With the emergence of regulatory laws borne out of experience from a variety of embarrassing security breaches, today's corporate leaders face a myriad of repercussions. These range from serious fines to jail time when found not in compliance with regulations such as Sarbanes-Oxley (SOX), Health Insurance Portability and Accountability Act (HIPAA), Gramm-Leach-Bliley (GLB), and Payment Card Industry (PCI), etc.
These regulations are designed to protect the privacy of individuals and to ensure the proper internal controls are in place to maintain confidentiality and integrity of sensitive information.
For example it mandates in the Sarbanes-Oxley act section 404 that any publicly traded corporation must maintain adequate internal controls, ranging from proper financial reporting to the protection of critical assets. This includes designing controls around the premise of protecting consumer data from an information security perspective.
Normally, these controls are defined and established through a risk analysis that identifies potential threats and weaknesses. The development of a policy framework based on this audit untimely drives the definition of what would be considered "adequate" controls.
However, in 2007 the industry suffered a record-breaking loss of information stemming from data security breaches ranging from stolen laptops to hijacked advertising as seen in the Monster.com attack. It's estimated that over 79 million records were exposed last year alone.
Despite established security policy, these breaches lead to public dismay and a loss of consumer confidence. Take for example the TJ Maxx incident that led to an exposure of 45 million credit card numbers and eventually cost the retailer over 200 million dollars in both hard costs incurred and stock value reduction.
These incidents raise several interesting questions.

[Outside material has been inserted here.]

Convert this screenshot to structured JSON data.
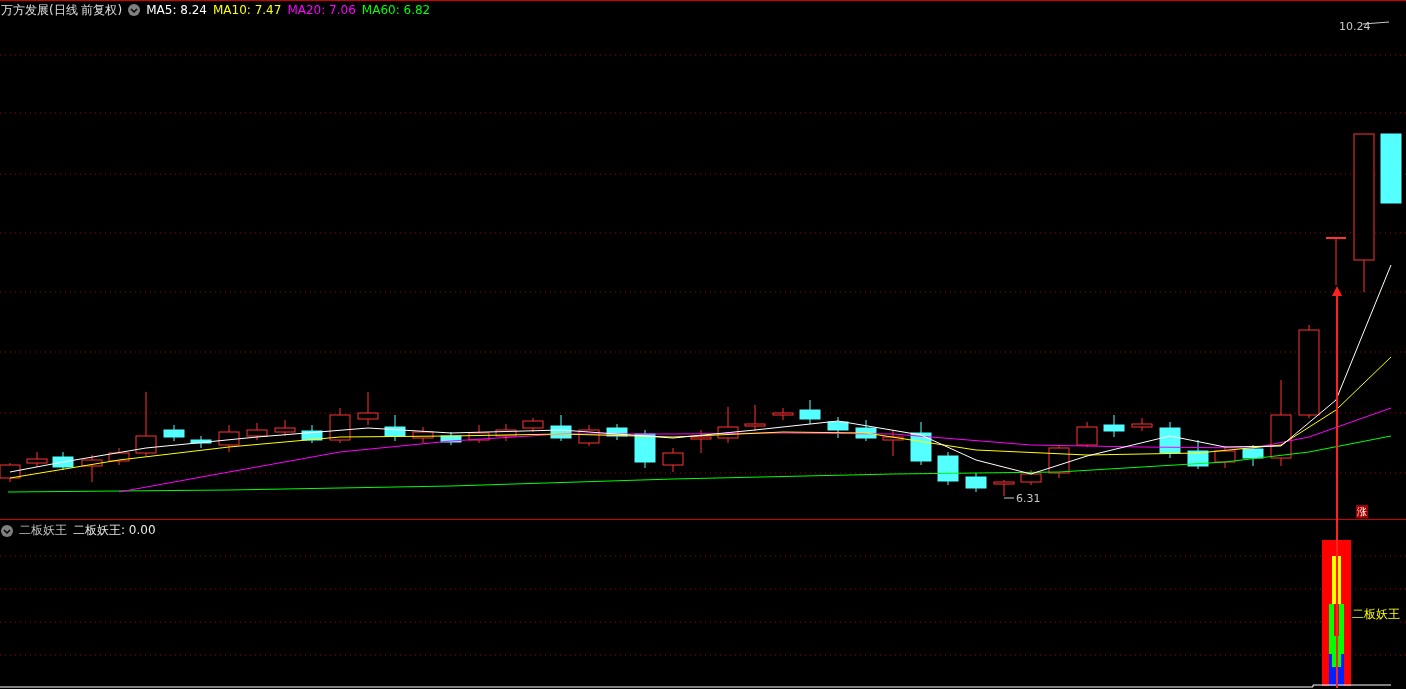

Were these security breaches a result of undetected malware, perhaps a targeted attack orchestrated by a foreign hacker group? Why did the internal controls, established according to company policy, fail to protect assets from being compromised? And what are the real risks and implications of undetected malware as it pertains to regulatory compliance?

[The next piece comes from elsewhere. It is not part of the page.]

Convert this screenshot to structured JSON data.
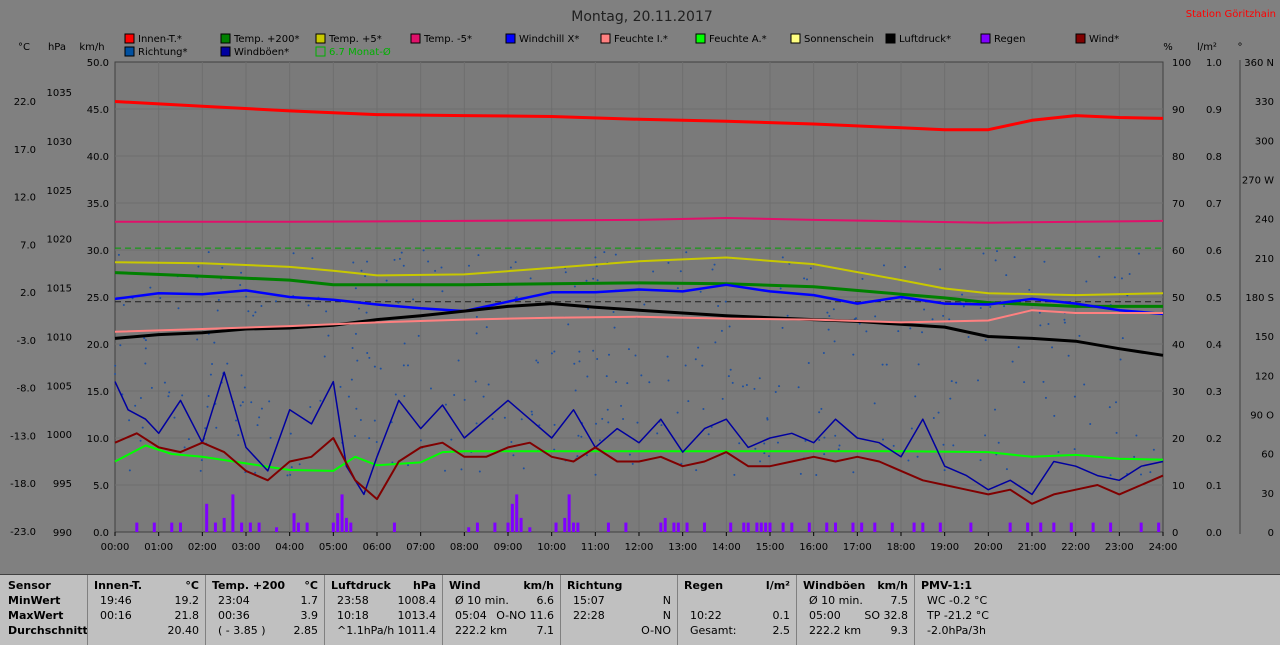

These are all good questions, especially concerning the changing crimeware landscape and its evolution from curiosity to financial gain. Not surprisingly, this trend has a considerable part do with the dramatic increase in information exposure in 2007.
For example a majority of identity theft and financial fraud incidents in 2007 were related to Banker Trojans that infected individual consumers, thus, stealing credentials and other personal information that could be used to gain profit.
Furthermore, if we put this into perspective we are more at risk then we were a few years ago when the primary concern was the prevention of network worms that caused data destruction.
In that day and age, controls were designed around the need to ensure the integrity and availability of information assets. CIOs and IT Managers designed and implemented systems that had the primary goal of ensuring that their users had access to information. At that time security was a secondary concern in this scenario, because the threats were different and much less sophisticated.
Today we face a new breed of threats with different motives: financial gain through targeted attacks. In fact targeted attacks in 2007 showed a marked increase over previous years with respect to online fraud.
The mentality of CIOs and IT Managers has shifted to a security focused mind-set, especially with the advent of recent high-profile security breaches. What's alarming is the rate at which malware is developed and released to infect victims on a daily basis. For example, PandaLabs and other major AV labs see over 4000 new strains per day.
This is mainly due to the overwhelming inability for security vendors to respond to this ever increasing rate of new malware strains. We are witnessing a literal denial of service against vendor resources.
Therefore, a large number of malware currently circulates the Internet undetected, thus, resulting in a large number of companies infected despite having up-to-date security solutions.